Set warp_init: true to create the Delta table from the effective warp before the first pipeline run. Solves the seed-row chicken-and-egg problem for dimension targets.

Auto-generation

Set warp_mode: auto to write or update the .warp file after each successful run. The generated file carries auto_generated: true as a marker.

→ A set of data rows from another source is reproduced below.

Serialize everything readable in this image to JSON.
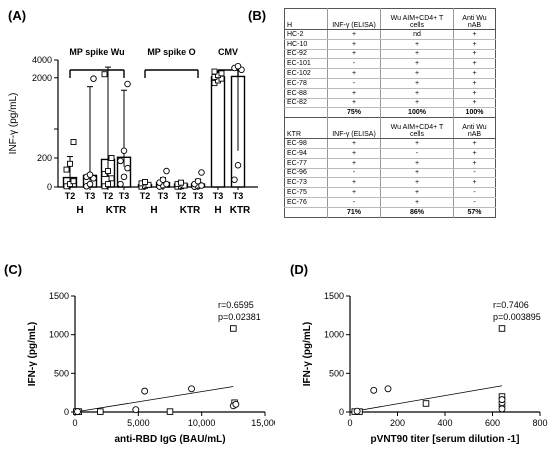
{
  "panels": {
    "a": "(A)",
    "b": "(B)",
    "c": "(C)",
    "d": "(D)"
  },
  "chart_data": [
    {
      "type": "bar",
      "panel": "(A)",
      "ylabel": "INF-γ (pg/mL)",
      "y_scale": "segmented",
      "y_ticks": [
        "0",
        "200",
        "400",
        "2000",
        "4000"
      ],
      "groups": [
        {
          "label": "MP spike Wu",
          "bars": [
            {
              "tick": "T2",
              "value": 65,
              "error": [
                0,
                210
              ],
              "points": [
                5,
                20,
                40,
                120,
                160,
                310
              ]
            },
            {
              "tick": "T3",
              "value": 80,
              "error": [
                20,
                1000
              ],
              "points": [
                5,
                20,
                60,
                70,
                85,
                1900
              ]
            },
            {
              "tick": "T2",
              "value": 190,
              "error": [
                70,
                3200
              ],
              "points": [
                5,
                20,
                60,
                90,
                110,
                200,
                2400
              ]
            },
            {
              "tick": "T3",
              "value": 205,
              "error": [
                140,
                600
              ],
              "points": [
                20,
                70,
                130,
                180,
                250,
                1300
              ]
            }
          ]
        },
        {
          "label": "MP spike O",
          "bars": [
            {
              "tick": "T2",
              "value": 15,
              "error": [
                5,
                40
              ],
              "points": [
                2,
                8,
                15,
                25,
                35
              ]
            },
            {
              "tick": "T3",
              "value": 30,
              "error": [
                10,
                65
              ],
              "points": [
                3,
                10,
                20,
                30,
                50,
                110
              ]
            },
            {
              "tick": "T2",
              "value": 20,
              "error": [
                5,
                40
              ],
              "points": [
                2,
                5,
                10,
                20,
                30
              ]
            },
            {
              "tick": "T3",
              "value": 20,
              "error": [
                5,
                55
              ],
              "points": [
                2,
                5,
                10,
                20,
                40,
                100
              ]
            }
          ]
        },
        {
          "label": "CMV",
          "bars": [
            {
              "tick": "T3",
              "value": 2100,
              "error": [
                1700,
                2500
              ],
              "points": [
                1400,
                1700,
                1900,
                2100,
                2300,
                2500,
                2700
              ]
            },
            {
              "tick": "T3",
              "value": 2150,
              "error": [
                250,
                3350
              ],
              "points": [
                50,
                150,
                2900,
                3100,
                3300
              ]
            }
          ]
        }
      ],
      "group_labels": [
        {
          "text": "H",
          "under": "MP spike Wu"
        },
        {
          "text": "KTR",
          "under": "MP spike Wu"
        },
        {
          "text": "H",
          "under": "MP spike O"
        },
        {
          "text": "KTR",
          "under": "MP spike O"
        },
        {
          "text": "H",
          "under": "CMV"
        },
        {
          "text": "KTR",
          "under": "CMV"
        }
      ]
    },
    {
      "type": "table",
      "panel": "(B)",
      "sections": [
        {
          "header": [
            "H",
            "INF-γ (ELISA)",
            "Wu AIM+CD4+ T cells",
            "Anti Wu nAB"
          ],
          "rows": [
            [
              "HC-2",
              "+",
              "nd",
              "+"
            ],
            [
              "HC-10",
              "+",
              "+",
              "+"
            ],
            [
              "EC-92",
              "+",
              "+",
              "+"
            ],
            [
              "EC-101",
              "-",
              "+",
              "+"
            ],
            [
              "EC-102",
              "+",
              "+",
              "+"
            ],
            [
              "EC-78",
              "-",
              "+",
              "+"
            ],
            [
              "EC-88",
              "+",
              "+",
              "+"
            ],
            [
              "EC-82",
              "+",
              "+",
              "+"
            ]
          ],
          "totals": [
            "",
            "75%",
            "100%",
            "100%"
          ]
        },
        {
          "header": [
            "KTR",
            "INF-γ (ELISA)",
            "Wu AIM+CD4+ T cells",
            "Anti Wu nAB"
          ],
          "rows": [
            [
              "EC-98",
              "+",
              "+",
              "+"
            ],
            [
              "EC-94",
              "+",
              "-",
              "+"
            ],
            [
              "EC-77",
              "+",
              "+",
              "+"
            ],
            [
              "EC-96",
              "-",
              "+",
              "-"
            ],
            [
              "EC-73",
              "+",
              "+",
              "+"
            ],
            [
              "EC-75",
              "+",
              "+",
              "-"
            ],
            [
              "EC-76",
              "-",
              "+",
              "-"
            ]
          ],
          "totals": [
            "",
            "71%",
            "86%",
            "57%"
          ]
        }
      ]
    },
    {
      "type": "scatter",
      "panel": "(C)",
      "xlabel": "anti-RBD IgG (BAU/mL)",
      "ylabel": "IFN-γ (pg/mL)",
      "xlim": [
        0,
        15000
      ],
      "ylim": [
        0,
        1500
      ],
      "x_ticks": [
        "0",
        "5,000",
        "10,000",
        "15,000"
      ],
      "y_ticks": [
        "0",
        "500",
        "1000",
        "1500"
      ],
      "annotations": [
        "r=0.6595",
        "p=0.02381"
      ],
      "fit": {
        "x1": 0,
        "y1": 0,
        "x2": 12500,
        "y2": 330
      },
      "squares": [
        [
          100,
          5
        ],
        [
          300,
          5
        ],
        [
          2000,
          5
        ],
        [
          7500,
          5
        ],
        [
          12500,
          1080
        ],
        [
          12600,
          120
        ]
      ],
      "circles": [
        [
          200,
          5
        ],
        [
          5500,
          270
        ],
        [
          9200,
          300
        ],
        [
          4800,
          30
        ],
        [
          12500,
          80
        ],
        [
          12700,
          100
        ]
      ]
    },
    {
      "type": "scatter",
      "panel": "(D)",
      "xlabel": "pVNT90 titer [serum dilution -1]",
      "ylabel": "IFN-γ (pg/mL)",
      "xlim": [
        0,
        800
      ],
      "ylim": [
        0,
        1500
      ],
      "x_ticks": [
        "0",
        "200",
        "400",
        "600",
        "800"
      ],
      "y_ticks": [
        "0",
        "500",
        "1000",
        "1500"
      ],
      "annotations": [
        "r=0.7406",
        "p=0.003895"
      ],
      "fit": {
        "x1": 0,
        "y1": 0,
        "x2": 640,
        "y2": 340
      },
      "squares": [
        [
          20,
          5
        ],
        [
          40,
          5
        ],
        [
          320,
          110
        ],
        [
          640,
          1080
        ],
        [
          640,
          200
        ]
      ],
      "circles": [
        [
          30,
          10
        ],
        [
          100,
          280
        ],
        [
          160,
          300
        ],
        [
          640,
          80
        ],
        [
          640,
          120
        ],
        [
          640,
          160
        ],
        [
          640,
          40
        ]
      ]
    }
  ]
}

See the Warps guide for full documentation.


Schema Drift Handling

Configurable behavior when extra columns from upstream source changes reach the target boundary. Operates with or without a warp.

target:
  alias: gold.dim_customer
  schema_drift: strict
  on_drift: warn

Drift modes

Mode Behavior
lenient (default) Extra columns pass through
strict Extra columns handled per on_drift
adaptive Extra columns pass through and extend auto-generated warps

on_drift severity (strict mode)

Action Effect
error Thread fails with SchemaDriftError
warn (default) Extra columns dropped with warning
ignore Extra columns dropped silently

Drift baseline

When a warp exists, the warp column list is the baseline. Without a warp, the existing Delta table schema is used. On first write with no table, drift detection is skipped.

Adaptive + auto

When schema_drift: adaptive and warp_mode: auto are both active, new pipeline columns pass through to Delta and are added to the auto-generated warp with discovered: true.

Cascade

All three settings (schema_drift, on_drift, warp_enforcement) cascade through defaults.target.* at loom, weave, and thread levels.

Observability

Drift events are captured regardless of mode:

  • Telemetrydrift_detected, drift_columns, drift_mode, drift_action_taken on ThreadTelemetry
  • Notebook output — drift report and warp findings sections in _repr_html_()

See the Schema Drift guide for full documentation.


Other Improvements

  • JSON Schema and LLM discoverability — all Pydantic models export JSON Schema with Field(description=...) for LLM tooling. Schema files at docs/schema/.
  • New error typesWarpEnforcementError and SchemaDriftError carry structured payloads (findings, drift_report) for programmatic error handling.
  • Plan mode warp summary — plan/explain output shows warp configuration per thread when non-default settings are present.